[The Passing of the Frontier by Emerson Hough]@TWC D-Link bookThe Passing of the Frontier CHAPTER VII 13/34
In 1870 it was 37,000--one soldier to each one thousand of our population. Against this force, pioneers of the vaster advancing army of peaceful settlers now surging West, there was arrayed practically all the population of fighting tribes such as the Sioux, the two bands of the Cheyennes, the Piegans, the Assiniboines, the Arapahoes, the Kiowas, the Comanches, and the Apaches.
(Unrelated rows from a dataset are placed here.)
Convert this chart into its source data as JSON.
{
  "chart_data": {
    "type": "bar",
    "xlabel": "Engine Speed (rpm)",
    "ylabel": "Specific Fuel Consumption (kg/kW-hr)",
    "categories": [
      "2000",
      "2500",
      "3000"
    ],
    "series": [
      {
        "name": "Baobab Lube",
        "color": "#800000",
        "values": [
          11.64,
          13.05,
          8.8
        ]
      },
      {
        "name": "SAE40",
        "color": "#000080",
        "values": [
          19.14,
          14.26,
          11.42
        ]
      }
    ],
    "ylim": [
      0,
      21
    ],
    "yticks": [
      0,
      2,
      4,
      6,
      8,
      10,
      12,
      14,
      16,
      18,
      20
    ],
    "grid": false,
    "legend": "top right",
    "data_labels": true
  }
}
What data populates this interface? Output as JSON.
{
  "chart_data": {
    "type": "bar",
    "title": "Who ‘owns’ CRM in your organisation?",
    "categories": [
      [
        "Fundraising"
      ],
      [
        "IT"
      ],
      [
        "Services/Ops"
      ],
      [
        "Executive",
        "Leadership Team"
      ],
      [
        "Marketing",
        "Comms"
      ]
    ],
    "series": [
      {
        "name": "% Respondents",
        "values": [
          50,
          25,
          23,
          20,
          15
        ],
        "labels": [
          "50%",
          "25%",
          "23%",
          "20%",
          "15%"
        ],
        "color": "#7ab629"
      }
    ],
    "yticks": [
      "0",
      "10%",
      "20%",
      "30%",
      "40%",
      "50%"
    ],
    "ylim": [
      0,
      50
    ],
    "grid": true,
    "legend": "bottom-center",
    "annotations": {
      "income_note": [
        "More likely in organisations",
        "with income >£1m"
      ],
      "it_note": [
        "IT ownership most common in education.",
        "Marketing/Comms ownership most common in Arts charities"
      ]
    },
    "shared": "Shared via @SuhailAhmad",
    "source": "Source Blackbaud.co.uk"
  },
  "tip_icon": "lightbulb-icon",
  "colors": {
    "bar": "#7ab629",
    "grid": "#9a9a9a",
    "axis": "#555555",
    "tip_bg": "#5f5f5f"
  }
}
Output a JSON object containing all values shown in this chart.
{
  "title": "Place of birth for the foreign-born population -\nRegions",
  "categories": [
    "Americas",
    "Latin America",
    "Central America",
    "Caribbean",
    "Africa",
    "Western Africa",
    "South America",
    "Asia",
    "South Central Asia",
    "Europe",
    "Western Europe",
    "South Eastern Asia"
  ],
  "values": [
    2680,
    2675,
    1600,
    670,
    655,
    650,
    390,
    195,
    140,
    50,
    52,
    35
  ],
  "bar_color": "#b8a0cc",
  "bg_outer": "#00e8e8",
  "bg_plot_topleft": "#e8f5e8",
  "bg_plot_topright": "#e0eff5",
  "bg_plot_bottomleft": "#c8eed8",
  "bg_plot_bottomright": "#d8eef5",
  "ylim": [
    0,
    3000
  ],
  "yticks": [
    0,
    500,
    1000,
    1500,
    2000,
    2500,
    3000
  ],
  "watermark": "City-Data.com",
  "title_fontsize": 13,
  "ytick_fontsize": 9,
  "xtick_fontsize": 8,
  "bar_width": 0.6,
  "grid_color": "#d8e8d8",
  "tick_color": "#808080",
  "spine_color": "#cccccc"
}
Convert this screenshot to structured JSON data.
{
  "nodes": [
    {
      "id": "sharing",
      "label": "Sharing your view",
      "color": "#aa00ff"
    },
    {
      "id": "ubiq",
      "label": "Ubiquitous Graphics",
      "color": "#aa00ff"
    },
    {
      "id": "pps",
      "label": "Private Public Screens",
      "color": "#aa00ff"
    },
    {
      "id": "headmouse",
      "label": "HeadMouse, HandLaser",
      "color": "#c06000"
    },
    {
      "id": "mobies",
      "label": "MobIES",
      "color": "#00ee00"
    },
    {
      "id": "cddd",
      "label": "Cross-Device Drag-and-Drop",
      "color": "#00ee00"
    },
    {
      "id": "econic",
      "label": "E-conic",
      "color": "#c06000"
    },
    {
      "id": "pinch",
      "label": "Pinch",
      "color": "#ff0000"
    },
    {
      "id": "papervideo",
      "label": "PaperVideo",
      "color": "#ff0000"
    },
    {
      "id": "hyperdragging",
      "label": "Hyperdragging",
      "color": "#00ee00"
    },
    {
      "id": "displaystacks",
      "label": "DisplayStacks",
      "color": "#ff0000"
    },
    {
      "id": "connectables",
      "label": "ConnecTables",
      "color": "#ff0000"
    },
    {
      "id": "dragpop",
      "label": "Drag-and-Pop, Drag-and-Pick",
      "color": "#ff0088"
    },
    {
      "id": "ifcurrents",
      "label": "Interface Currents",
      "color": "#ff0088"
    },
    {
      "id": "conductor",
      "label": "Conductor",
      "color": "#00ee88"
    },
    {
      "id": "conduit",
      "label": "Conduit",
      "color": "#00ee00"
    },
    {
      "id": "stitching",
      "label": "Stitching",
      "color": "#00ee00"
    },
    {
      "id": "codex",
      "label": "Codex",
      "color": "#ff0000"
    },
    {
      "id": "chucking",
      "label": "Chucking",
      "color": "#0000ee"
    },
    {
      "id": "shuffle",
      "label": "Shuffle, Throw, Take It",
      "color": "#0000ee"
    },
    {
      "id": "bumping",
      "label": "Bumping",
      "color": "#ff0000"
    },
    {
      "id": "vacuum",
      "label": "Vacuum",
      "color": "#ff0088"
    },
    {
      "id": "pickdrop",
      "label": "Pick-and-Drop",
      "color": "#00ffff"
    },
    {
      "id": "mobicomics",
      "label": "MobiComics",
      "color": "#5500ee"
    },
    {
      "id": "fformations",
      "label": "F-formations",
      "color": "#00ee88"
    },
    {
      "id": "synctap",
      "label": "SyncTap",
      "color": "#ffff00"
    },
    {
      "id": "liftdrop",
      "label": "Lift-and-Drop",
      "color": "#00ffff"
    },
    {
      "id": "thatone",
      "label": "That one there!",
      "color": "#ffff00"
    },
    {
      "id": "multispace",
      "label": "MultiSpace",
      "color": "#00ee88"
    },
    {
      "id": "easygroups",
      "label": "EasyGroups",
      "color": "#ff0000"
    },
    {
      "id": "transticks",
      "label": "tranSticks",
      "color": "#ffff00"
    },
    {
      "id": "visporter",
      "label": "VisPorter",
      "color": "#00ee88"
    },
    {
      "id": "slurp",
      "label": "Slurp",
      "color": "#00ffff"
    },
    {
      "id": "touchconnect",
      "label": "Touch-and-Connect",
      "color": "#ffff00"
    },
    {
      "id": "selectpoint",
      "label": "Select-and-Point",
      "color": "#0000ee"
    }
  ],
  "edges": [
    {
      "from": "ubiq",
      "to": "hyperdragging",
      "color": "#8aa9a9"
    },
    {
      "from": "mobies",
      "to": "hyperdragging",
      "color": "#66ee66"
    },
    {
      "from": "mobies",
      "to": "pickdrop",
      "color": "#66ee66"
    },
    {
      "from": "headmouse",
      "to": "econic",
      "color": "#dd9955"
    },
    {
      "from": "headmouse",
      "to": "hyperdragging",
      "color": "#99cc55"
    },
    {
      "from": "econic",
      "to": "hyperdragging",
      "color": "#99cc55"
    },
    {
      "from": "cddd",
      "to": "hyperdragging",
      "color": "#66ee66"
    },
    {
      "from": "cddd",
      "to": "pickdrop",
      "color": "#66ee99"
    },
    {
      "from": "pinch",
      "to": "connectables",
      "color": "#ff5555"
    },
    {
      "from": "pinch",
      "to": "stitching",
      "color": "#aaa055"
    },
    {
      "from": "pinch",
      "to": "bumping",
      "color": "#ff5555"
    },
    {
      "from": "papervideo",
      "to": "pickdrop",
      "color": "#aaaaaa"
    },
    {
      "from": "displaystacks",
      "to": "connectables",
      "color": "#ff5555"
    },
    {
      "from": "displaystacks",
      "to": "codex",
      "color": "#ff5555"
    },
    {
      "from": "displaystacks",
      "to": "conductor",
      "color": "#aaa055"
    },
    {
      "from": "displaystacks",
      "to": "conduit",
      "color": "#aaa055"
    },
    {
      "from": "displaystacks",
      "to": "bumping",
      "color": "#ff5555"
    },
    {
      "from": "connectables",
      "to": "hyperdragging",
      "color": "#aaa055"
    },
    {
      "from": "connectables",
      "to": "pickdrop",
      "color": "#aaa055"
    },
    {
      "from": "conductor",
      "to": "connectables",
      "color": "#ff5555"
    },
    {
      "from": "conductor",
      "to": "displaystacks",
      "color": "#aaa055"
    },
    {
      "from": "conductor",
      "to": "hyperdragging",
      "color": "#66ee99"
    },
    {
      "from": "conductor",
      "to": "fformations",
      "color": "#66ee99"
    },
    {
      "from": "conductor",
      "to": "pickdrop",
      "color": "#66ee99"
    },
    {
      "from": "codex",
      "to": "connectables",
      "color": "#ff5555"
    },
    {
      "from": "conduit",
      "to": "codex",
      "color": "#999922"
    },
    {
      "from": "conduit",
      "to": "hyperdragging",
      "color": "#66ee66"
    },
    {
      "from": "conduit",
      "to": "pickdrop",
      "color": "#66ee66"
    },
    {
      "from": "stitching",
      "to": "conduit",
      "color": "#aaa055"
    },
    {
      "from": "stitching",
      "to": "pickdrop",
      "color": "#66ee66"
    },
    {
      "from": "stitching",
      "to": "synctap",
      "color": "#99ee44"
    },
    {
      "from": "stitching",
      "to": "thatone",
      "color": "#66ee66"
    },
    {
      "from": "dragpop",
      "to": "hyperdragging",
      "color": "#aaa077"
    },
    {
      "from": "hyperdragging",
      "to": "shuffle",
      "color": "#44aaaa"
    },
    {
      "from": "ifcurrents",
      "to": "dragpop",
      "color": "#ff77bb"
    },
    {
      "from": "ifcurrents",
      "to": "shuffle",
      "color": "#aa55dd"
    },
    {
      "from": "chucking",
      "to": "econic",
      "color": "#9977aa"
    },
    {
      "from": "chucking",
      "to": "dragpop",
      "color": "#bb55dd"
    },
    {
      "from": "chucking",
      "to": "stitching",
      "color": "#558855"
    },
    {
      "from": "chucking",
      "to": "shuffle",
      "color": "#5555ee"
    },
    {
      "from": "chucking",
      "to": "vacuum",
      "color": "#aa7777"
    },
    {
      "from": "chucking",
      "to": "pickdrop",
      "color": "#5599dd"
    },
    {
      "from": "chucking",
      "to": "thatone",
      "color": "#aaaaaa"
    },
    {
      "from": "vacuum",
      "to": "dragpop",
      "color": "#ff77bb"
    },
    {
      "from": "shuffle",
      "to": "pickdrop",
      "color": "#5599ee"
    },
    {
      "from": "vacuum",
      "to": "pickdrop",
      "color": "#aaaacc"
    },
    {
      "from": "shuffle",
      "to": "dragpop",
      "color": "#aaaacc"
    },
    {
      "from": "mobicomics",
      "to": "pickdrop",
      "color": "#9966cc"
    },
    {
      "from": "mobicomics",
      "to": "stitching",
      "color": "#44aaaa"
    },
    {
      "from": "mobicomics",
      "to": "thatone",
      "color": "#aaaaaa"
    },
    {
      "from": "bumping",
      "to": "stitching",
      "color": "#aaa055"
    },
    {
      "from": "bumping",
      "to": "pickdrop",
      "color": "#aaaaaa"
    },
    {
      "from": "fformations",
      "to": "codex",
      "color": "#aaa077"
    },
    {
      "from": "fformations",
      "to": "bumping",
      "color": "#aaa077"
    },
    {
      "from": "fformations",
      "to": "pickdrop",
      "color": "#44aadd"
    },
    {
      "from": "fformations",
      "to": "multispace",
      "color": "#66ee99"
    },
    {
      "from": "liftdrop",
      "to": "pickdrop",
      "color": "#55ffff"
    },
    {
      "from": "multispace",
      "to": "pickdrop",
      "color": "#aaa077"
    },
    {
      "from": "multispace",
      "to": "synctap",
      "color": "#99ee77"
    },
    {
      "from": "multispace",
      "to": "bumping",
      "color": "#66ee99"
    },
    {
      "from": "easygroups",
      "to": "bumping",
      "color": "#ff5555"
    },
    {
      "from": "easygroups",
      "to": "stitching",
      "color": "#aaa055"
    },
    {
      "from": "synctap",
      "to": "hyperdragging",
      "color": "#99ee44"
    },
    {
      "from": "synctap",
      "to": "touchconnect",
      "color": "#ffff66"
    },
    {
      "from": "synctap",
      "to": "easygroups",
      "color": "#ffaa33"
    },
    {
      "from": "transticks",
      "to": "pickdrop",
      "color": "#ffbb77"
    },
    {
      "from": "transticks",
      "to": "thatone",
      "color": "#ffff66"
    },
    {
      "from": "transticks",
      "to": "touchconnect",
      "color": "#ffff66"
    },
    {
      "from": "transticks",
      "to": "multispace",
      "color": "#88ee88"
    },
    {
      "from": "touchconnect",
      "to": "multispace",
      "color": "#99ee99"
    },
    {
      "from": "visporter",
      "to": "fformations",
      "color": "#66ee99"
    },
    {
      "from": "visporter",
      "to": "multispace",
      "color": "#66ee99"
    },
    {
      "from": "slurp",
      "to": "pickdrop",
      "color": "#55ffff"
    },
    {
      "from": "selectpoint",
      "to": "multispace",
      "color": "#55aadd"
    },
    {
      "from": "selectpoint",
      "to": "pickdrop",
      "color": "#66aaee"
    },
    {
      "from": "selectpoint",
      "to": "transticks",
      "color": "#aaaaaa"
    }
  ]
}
These were the leaders of many other tribes in savage campaigns which set the land aflame from the Rio Grande to our northern line.
The Sioux and Cheyennes were more especially the leaders, and they always did what they could to enlist the aid of the less warlike tribes such as the Crows, the Snakes, the Bannacks, the Utes--indeed all of the savage or semi-civilized tribes which had hung on the flanks of the traffic of the westbound trail. The Sioux, then at the height of their power, were distinguished by many warlike qualities.
They fought hard and were quick to seize upon any signs of weakness in their enemies.
When we, in the course of our Civil War, had withdrawn some of the upper posts, the Sioux edged in at once and pressed back the whites quite to the eastern confines of the Plains. When we were locked in the death grip of internecine war in 1862, they rose in one savage wave of rebellion of their own and massacred with the most horrible ferocity not less than six hundred and forty-four whites in Minnesota and South Dakota.